David Bennet, chief development officer of the National Geographic Society, noted that the proliferation of small, high-quality cameras have allowed the world to get a glimpse of things that were not possible 10 years ago.
"We all started out with these tens or hundreds of thousands of dollars of equipment, even million dollars of cameras," he said. "Now, with a GoPro that costs a few hundred Euros and can be edited on an iPad, we can give a backpack to a photographer, videographer or an explorer and they can come back with high-quality content you could never get before.
"We've seen videos of someone in a canoe over a waterfall or on top of a building or on a trapeze. Those are images you could never have taken with traditional technology."
Bennet said social media platforms such as Instagram have also vastly increased the potential reach of National Geographic and other media organisations.

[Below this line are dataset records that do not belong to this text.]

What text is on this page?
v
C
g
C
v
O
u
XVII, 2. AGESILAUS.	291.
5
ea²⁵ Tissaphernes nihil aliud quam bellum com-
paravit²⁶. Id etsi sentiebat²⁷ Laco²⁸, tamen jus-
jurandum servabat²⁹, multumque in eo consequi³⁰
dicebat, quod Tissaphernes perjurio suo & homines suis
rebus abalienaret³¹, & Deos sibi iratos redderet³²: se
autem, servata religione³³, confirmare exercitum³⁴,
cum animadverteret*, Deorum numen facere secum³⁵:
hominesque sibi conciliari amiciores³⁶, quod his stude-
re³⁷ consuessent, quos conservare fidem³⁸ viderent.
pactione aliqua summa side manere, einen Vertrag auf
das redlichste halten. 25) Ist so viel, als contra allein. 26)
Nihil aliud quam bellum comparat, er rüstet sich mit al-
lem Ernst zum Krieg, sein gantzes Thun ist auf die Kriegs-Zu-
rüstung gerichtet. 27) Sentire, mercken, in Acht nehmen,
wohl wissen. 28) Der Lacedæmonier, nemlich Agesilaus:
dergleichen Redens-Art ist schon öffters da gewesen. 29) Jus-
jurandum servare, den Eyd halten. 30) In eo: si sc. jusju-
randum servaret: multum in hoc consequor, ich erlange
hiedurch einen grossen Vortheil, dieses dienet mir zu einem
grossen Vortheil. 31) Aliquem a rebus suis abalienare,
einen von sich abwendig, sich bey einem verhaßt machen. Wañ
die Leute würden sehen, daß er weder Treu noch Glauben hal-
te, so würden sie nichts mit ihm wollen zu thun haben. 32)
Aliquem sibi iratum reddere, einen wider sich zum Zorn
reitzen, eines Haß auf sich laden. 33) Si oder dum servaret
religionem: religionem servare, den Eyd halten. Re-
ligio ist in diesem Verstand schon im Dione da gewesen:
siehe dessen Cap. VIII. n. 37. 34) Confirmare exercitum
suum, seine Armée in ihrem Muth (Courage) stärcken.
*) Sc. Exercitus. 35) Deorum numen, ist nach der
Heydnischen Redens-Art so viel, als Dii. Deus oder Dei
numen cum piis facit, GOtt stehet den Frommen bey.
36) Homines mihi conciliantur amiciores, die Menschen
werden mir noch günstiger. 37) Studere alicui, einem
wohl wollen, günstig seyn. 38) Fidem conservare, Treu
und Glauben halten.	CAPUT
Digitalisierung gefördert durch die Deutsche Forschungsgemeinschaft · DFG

"There are 40 billion photographs on Instagram. We've taken more photographs as a people in the last 18 months than we took since the invention in the camera ... There are 65 hours of video uploaded to YouTube every hour," he said.
But another panelist, Nayla Al Khaja, an Emirati film director, screenwriter and producer, said she worried that the ease at which content can be produced and widely distributed is reducing the quality of the material itself, particularly with regards to filmmaking.
"What concerns me is how content is being diluted. Everyone out there has so much access to equipment that can shoot really fast, and you get 10- or 15-second clips for Instagram," she said. "What happens is that quality works can go down in their rhythm and aesthetic value. "There are a lot of pros and cons in innovation. Obviously ... anyone can create a film, but not anyone can create a good story.... A lot of people are becoming famous because of the process. I'm not sure they're becoming famous because of the content."
The Knowledge Summit ended on Wednesday with a speech by Jason Luis Silva, a futurist who has created a series of popular of short films titled Shots of Awe, which explores the future of technology's role in humanity.
Silva said rapid advances in biotechnology might even change the way the human body functions. "Biotechnology means mastering the information processes of technology, because biology is software, and code. DNA is a language, and we can now start to write and edit and script that language.
"Just like you download the new iOS for your iPhone, we're going to be able to download new software for our genes," he said.